From c5c93f2d4c315c96b4f05c3c2c7ec6942a3d3218 Mon Sep 17 00:00:00 2001
From: Edd Barrett <vext01@gmail.com>
Date: Thu, 16 Mar 2017 15:53:45 +0000
Subject: [PATCH] Tweaks, but somethign is wrong.

---
 src/lifetimes.md | 79 ++++++++++++++++++++++++++++--------------------
 1 file changed, 46 insertions(+), 33 deletions(-)

diff --git a/src/lifetimes.md b/src/lifetimes.md
index 78d4867..fd2604f 100644
--- a/src/lifetimes.md
+++ b/src/lifetimes.md
@@ -214,20 +214,15 @@ to the compiler.

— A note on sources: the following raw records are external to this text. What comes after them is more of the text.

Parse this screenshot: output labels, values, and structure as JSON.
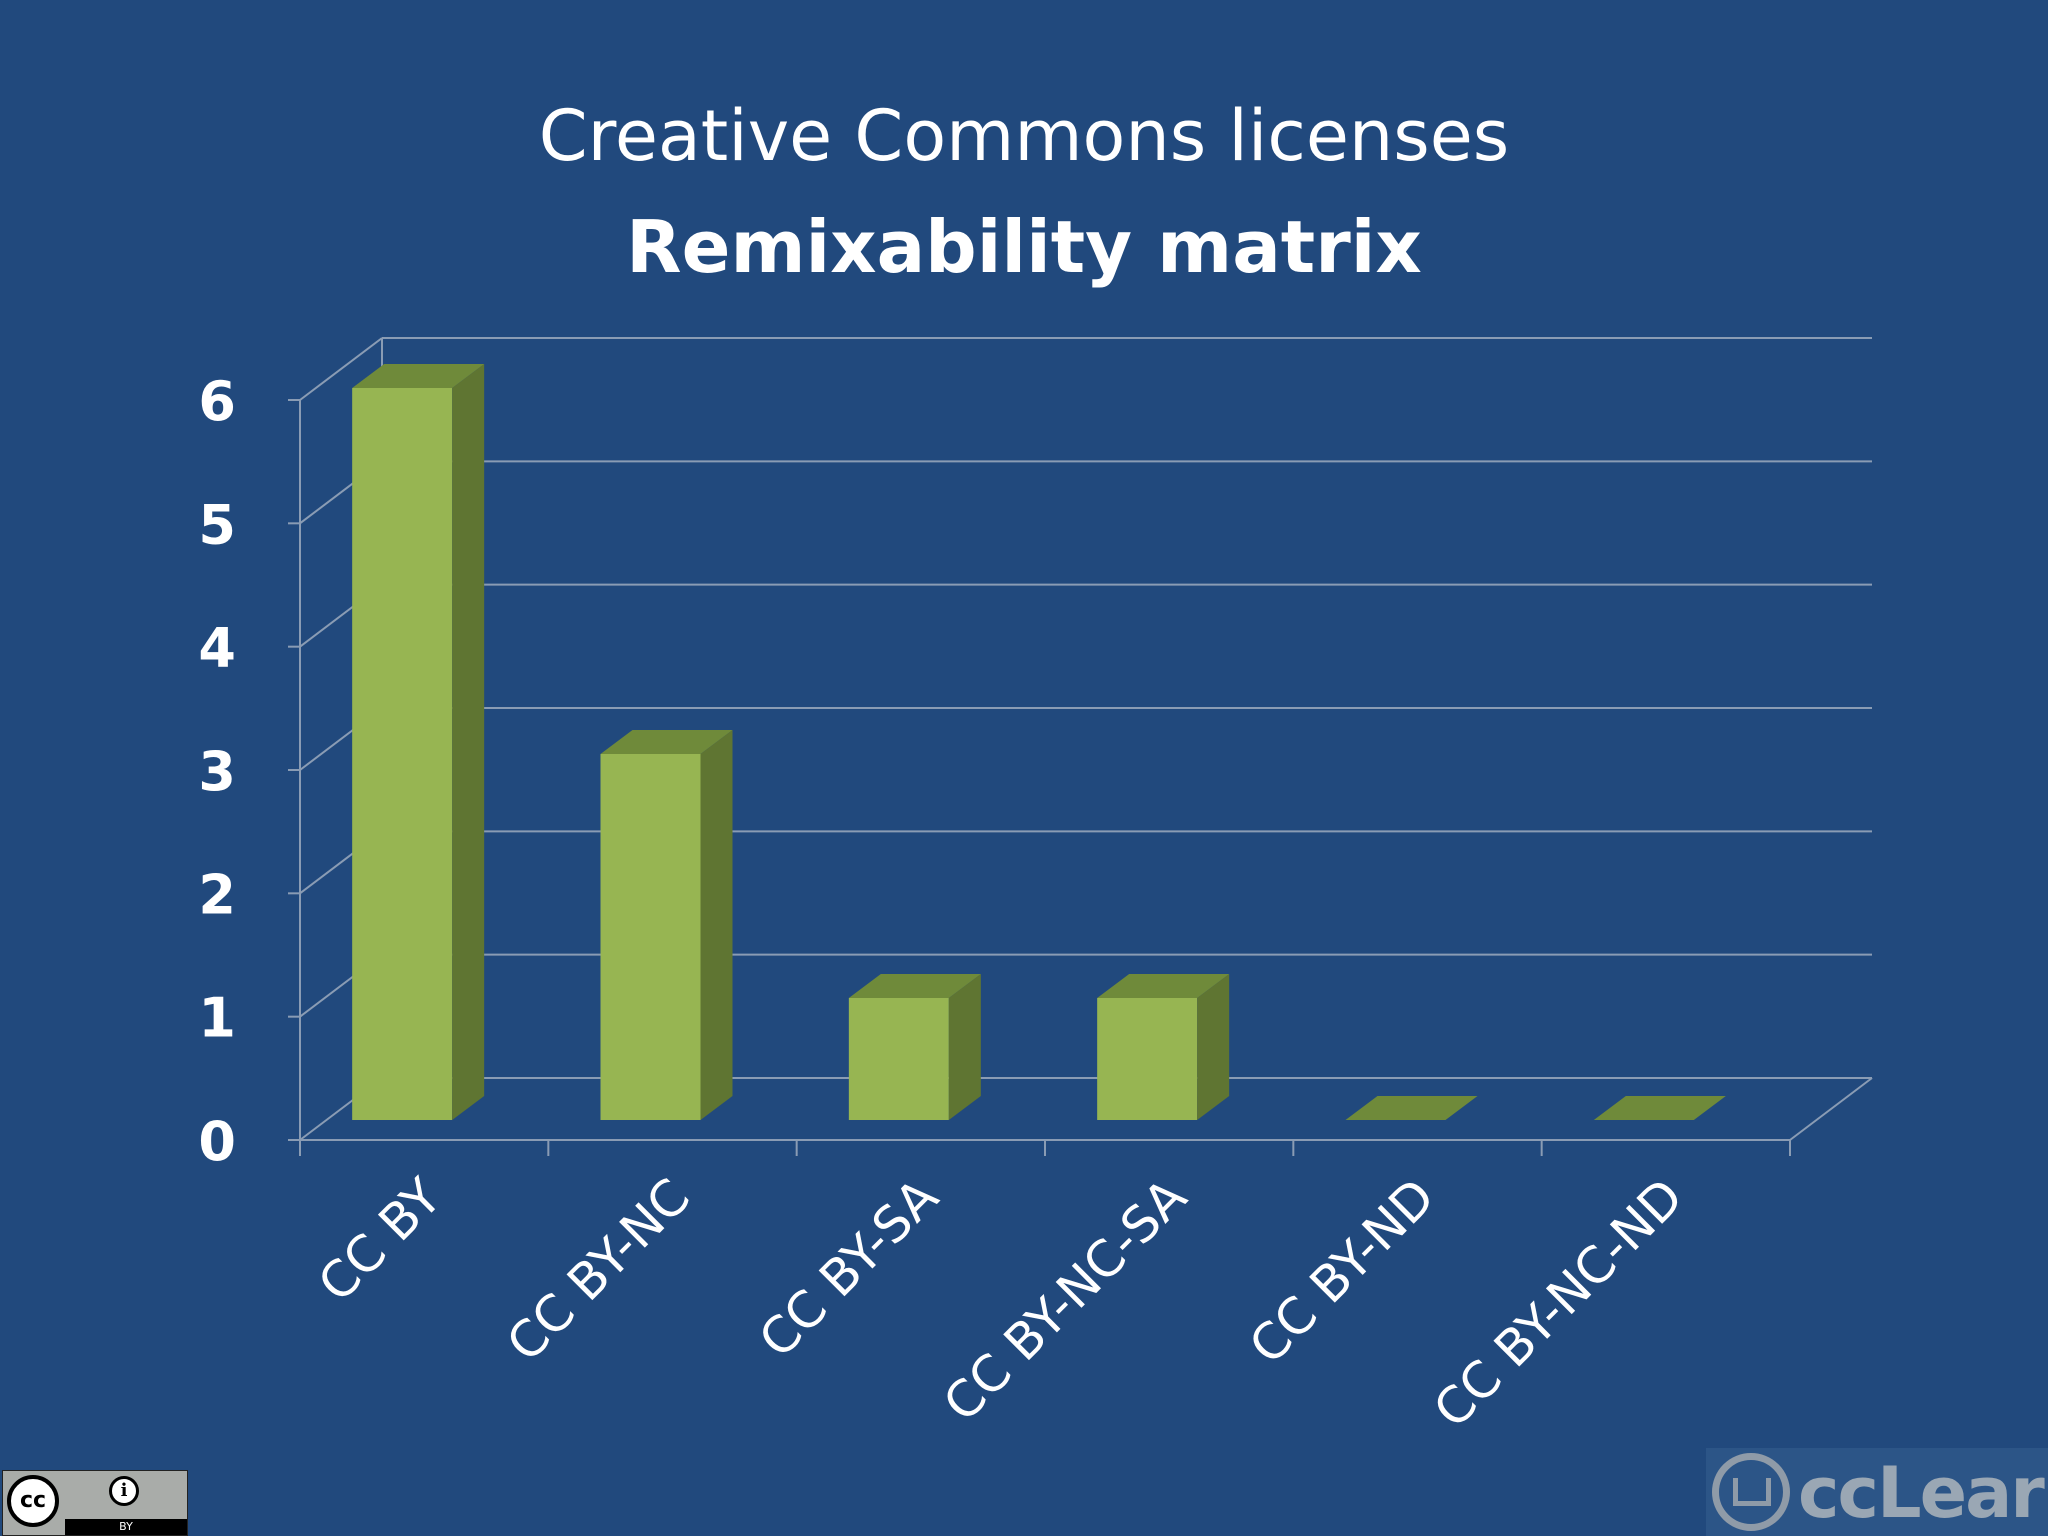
{
  "header": {
    "title": "Creative Commons licenses",
    "subtitle": "Remixability matrix"
  },
  "chart_data": {
    "type": "bar",
    "title": "Creative Commons licenses",
    "subtitle": "Remixability matrix",
    "categories": [
      "CC BY",
      "CC BY-NC",
      "CC BY-SA",
      "CC BY-NC-SA",
      "CC BY-ND",
      "CC BY-NC-ND"
    ],
    "values": [
      6,
      3,
      1,
      1,
      0,
      0
    ],
    "ylim": [
      0,
      6
    ],
    "yticks": [
      "0",
      "1",
      "2",
      "3",
      "4",
      "5",
      "6"
    ],
    "xlabel": "",
    "ylabel": "",
    "grid": true,
    "style": "3d-column",
    "colors": {
      "bar_front": "#97b552",
      "bar_side": "#5f7532",
      "bar_top": "#6f8a3a",
      "grid": "#8a9cb4",
      "text": "#ffffff"
    }
  },
  "footer": {
    "license_badge": {
      "icon": "cc-by-icon",
      "label": "BY"
    },
    "brand_logo": {
      "icon": "cclearn-logo-icon",
      "text": "ccLearn"
    }
  }
}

However it does mean that several programs that are totally
 correct with respect to Rust's *true* semantics are rejected because lifetimes
 are too dumb.
 
-# Unifying Lifetimes
-
-XXX: is unification a good term to be using?
-
-Often the Rust compiler must prove that two references with different lifetimes
-are compatible. We call this *unification* of lifetimes.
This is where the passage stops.